Skip to main content

スピーカー

Liliia Abdulina

Biography

Liliia Abdulina is Head of QA in the Kotlin Ecosystem Department at JetBrains, leading quality assurance for Kotlin language and its ecosystem. With 12+ years in IT, she works at the intersection of engineering quality, release stability, and team leadership, shaping QA strategy for the Kotlin compiler, tooling, integrations, and user-facing reliability. Liliia is a careful team leads’ mentor and an active speaker who shares practical insights on quality in large-scale language and software engineering tooling development.

プレゼンテーション

Influence without authority: leading quality when you don’t own the roadmap

QA leaders are accountable for confidence or, simply put, for “making the quality good.” But they rarely control the roadmap, deadlines, or architecture, and they have no say in developers’ motivation mechanisms, so influence becomes their main lever.

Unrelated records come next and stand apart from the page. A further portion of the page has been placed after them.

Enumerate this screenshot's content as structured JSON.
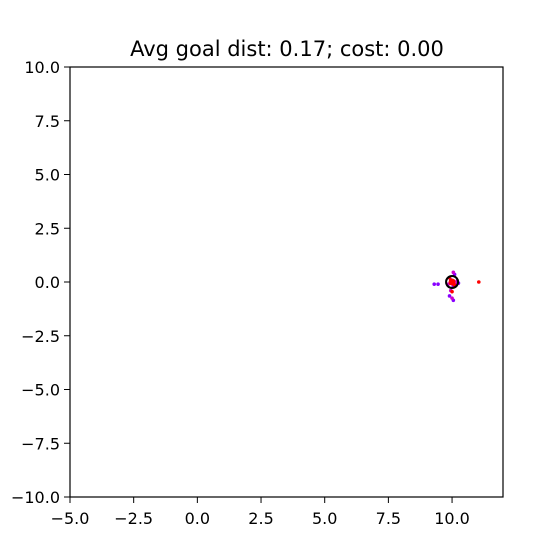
{
  "chart_data": {
    "type": "scatter",
    "title": "Avg goal dist: 0.17; cost: 0.00",
    "xlabel": "",
    "ylabel": "",
    "xlim": [
      -5,
      12
    ],
    "ylim": [
      -10,
      10
    ],
    "grid": false,
    "x_ticks": [
      "−5.0",
      "−2.5",
      "0.0",
      "2.5",
      "5.0",
      "7.5",
      "10.0"
    ],
    "y_ticks": [
      "10.0",
      "7.5",
      "5.0",
      "2.5",
      "0.0",
      "−2.5",
      "−5.0",
      "−7.5",
      "−10.0"
    ],
    "goal": {
      "x": 10,
      "y": 0,
      "color": "#000000"
    },
    "series": [
      {
        "color": "#8800ff",
        "points": [
          [
            9.3,
            -0.1
          ],
          [
            9.45,
            -0.1
          ],
          [
            10.25,
            -0.05
          ],
          [
            9.9,
            -0.65
          ],
          [
            10.05,
            -0.85
          ],
          [
            10.1,
            0.35
          ],
          [
            9.95,
            0.1
          ],
          [
            10.05,
            -0.2
          ]
        ]
      },
      {
        "color": "#cc00cc",
        "points": [
          [
            9.85,
            -0.1
          ],
          [
            10.15,
            -0.1
          ],
          [
            10.05,
            0.45
          ],
          [
            9.95,
            -0.4
          ],
          [
            10.0,
            -0.75
          ],
          [
            10.2,
            0.05
          ]
        ]
      },
      {
        "color": "#ff0000",
        "points": [
          [
            11.05,
            0.0
          ],
          [
            10.0,
            0.0
          ],
          [
            9.95,
            -0.05
          ],
          [
            10.05,
            0.05
          ],
          [
            10.0,
            -0.45
          ],
          [
            9.9,
            0.2
          ],
          [
            10.1,
            -0.15
          ]
        ]
      }
    ]
  }
}
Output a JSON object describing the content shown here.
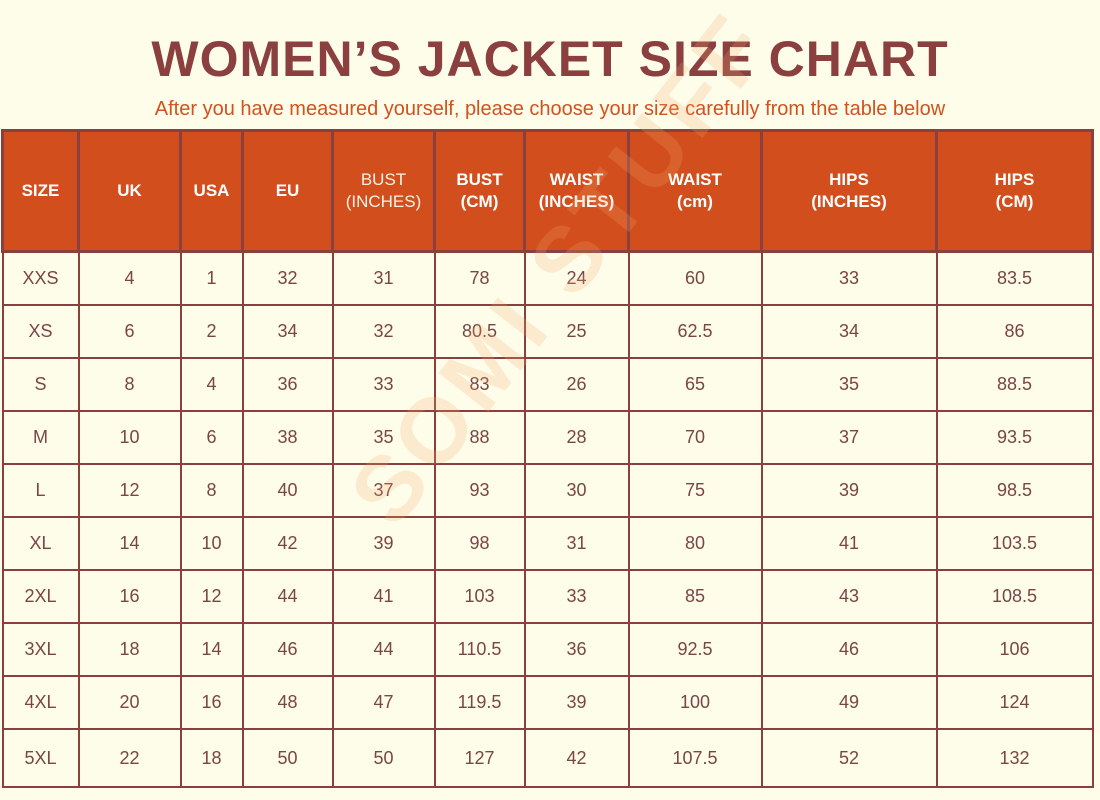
{
  "header": {
    "title": "WOMEN’S JACKET SIZE CHART",
    "subtitle": "After you have measured yourself, please choose your size carefully from the table below"
  },
  "watermark": "SOMI STUFF",
  "table": {
    "columns": [
      {
        "line1": "SIZE",
        "line2": ""
      },
      {
        "line1": "UK",
        "line2": ""
      },
      {
        "line1": "USA",
        "line2": ""
      },
      {
        "line1": "EU",
        "line2": ""
      },
      {
        "line1": "BUST",
        "line2": "(INCHES)"
      },
      {
        "line1": "BUST",
        "line2": "(CM)"
      },
      {
        "line1": "WAIST",
        "line2": "(INCHES)"
      },
      {
        "line1": "WAIST",
        "line2": "(cm)"
      },
      {
        "line1": "HIPS",
        "line2": "(INCHES)"
      },
      {
        "line1": "HIPS",
        "line2": "(CM)"
      }
    ],
    "rows": [
      [
        "XXS",
        "4",
        "1",
        "32",
        "31",
        "78",
        "24",
        "60",
        "33",
        "83.5"
      ],
      [
        "XS",
        "6",
        "2",
        "34",
        "32",
        "80.5",
        "25",
        "62.5",
        "34",
        "86"
      ],
      [
        "S",
        "8",
        "4",
        "36",
        "33",
        "83",
        "26",
        "65",
        "35",
        "88.5"
      ],
      [
        "M",
        "10",
        "6",
        "38",
        "35",
        "88",
        "28",
        "70",
        "37",
        "93.5"
      ],
      [
        "L",
        "12",
        "8",
        "40",
        "37",
        "93",
        "30",
        "75",
        "39",
        "98.5"
      ],
      [
        "XL",
        "14",
        "10",
        "42",
        "39",
        "98",
        "31",
        "80",
        "41",
        "103.5"
      ],
      [
        "2XL",
        "16",
        "12",
        "44",
        "41",
        "103",
        "33",
        "85",
        "43",
        "108.5"
      ],
      [
        "3XL",
        "18",
        "14",
        "46",
        "44",
        "110.5",
        "36",
        "92.5",
        "46",
        "106"
      ],
      [
        "4XL",
        "20",
        "16",
        "48",
        "47",
        "119.5",
        "39",
        "100",
        "49",
        "124"
      ],
      [
        "5XL",
        "22",
        "18",
        "50",
        "50",
        "127",
        "42",
        "107.5",
        "52",
        "132"
      ]
    ]
  }
}
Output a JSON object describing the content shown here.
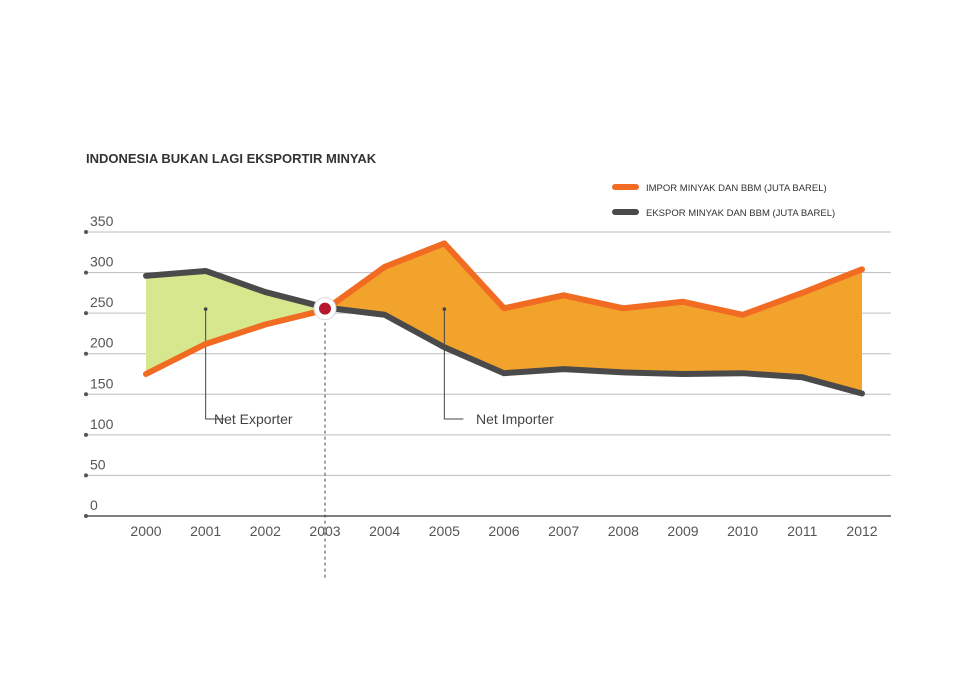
{
  "chart_data": {
    "type": "area",
    "title": "INDONESIA BUKAN LAGI EKSPORTIR MINYAK",
    "xlabel": "",
    "ylabel": "",
    "categories": [
      "2000",
      "2001",
      "2002",
      "2003",
      "2004",
      "2005",
      "2006",
      "2007",
      "2008",
      "2009",
      "2010",
      "2011",
      "2012"
    ],
    "ylim": [
      0,
      350
    ],
    "yticks": [
      "0",
      "50",
      "100",
      "150",
      "200",
      "250",
      "300",
      "350"
    ],
    "grid": true,
    "legend_position": "top-right",
    "series": [
      {
        "name": "IMPOR MINYAK DAN BBM (JUTA BAREL)",
        "color": "#f26b22",
        "values": [
          175,
          212,
          236,
          254,
          307,
          336,
          256,
          272,
          256,
          264,
          248,
          275,
          304
        ]
      },
      {
        "name": "EKSPOR MINYAK DAN BBM (JUTA BAREL)",
        "color": "#4a4a4a",
        "values": [
          296,
          302,
          276,
          257,
          248,
          208,
          176,
          181,
          177,
          175,
          176,
          171,
          151
        ]
      }
    ],
    "fill_colors": {
      "net_exporter": "#d6e78e",
      "net_importer": "#f2a32b"
    },
    "crossover_marker_color": "#b5172e",
    "annotations": [
      {
        "label": "Net Exporter",
        "x": "2001",
        "y": 255
      },
      {
        "label": "Net Importer",
        "x": "2005",
        "y": 255
      }
    ],
    "crossover_year": "2003"
  }
}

In her transition from individual contributor to Head of QA on a large Kotlin Ecosystem codebase, Liliia started in “catch-up” mode: coverage gaps everywhere, QA staffed late, and quality conversations happening only at the end. The team fought to reach baseline coverage across the compiler, build tools, and a growing tool ecosystem, while she was iteratively reasoning about headcount. Then, over the next couple of years, they invested in sustainable quality — clear responsibility areas (automation, performance, exploratory), repeatable regression handling, and trust with engineering. A real test came when a new project appeared: for the first time, she proposed QA capacity and a stabilization budget up front, and a project lead asked, “Why exactly those numbers?” Instead of defending estimates, she explained options and consequences: how risk shifts when you go bigger or smaller, what becomes predictable, and what “done” means.

So why exactly those numbers, and how do you talk to stakeholders so they’ll hear you? Liliia will share how this quality narrative scaled as the team grew from 5 to 38 and moved quality issues off users’ list of top pain points. Attendees will leave with a simple narrative structure and language to lead quality without formal authority.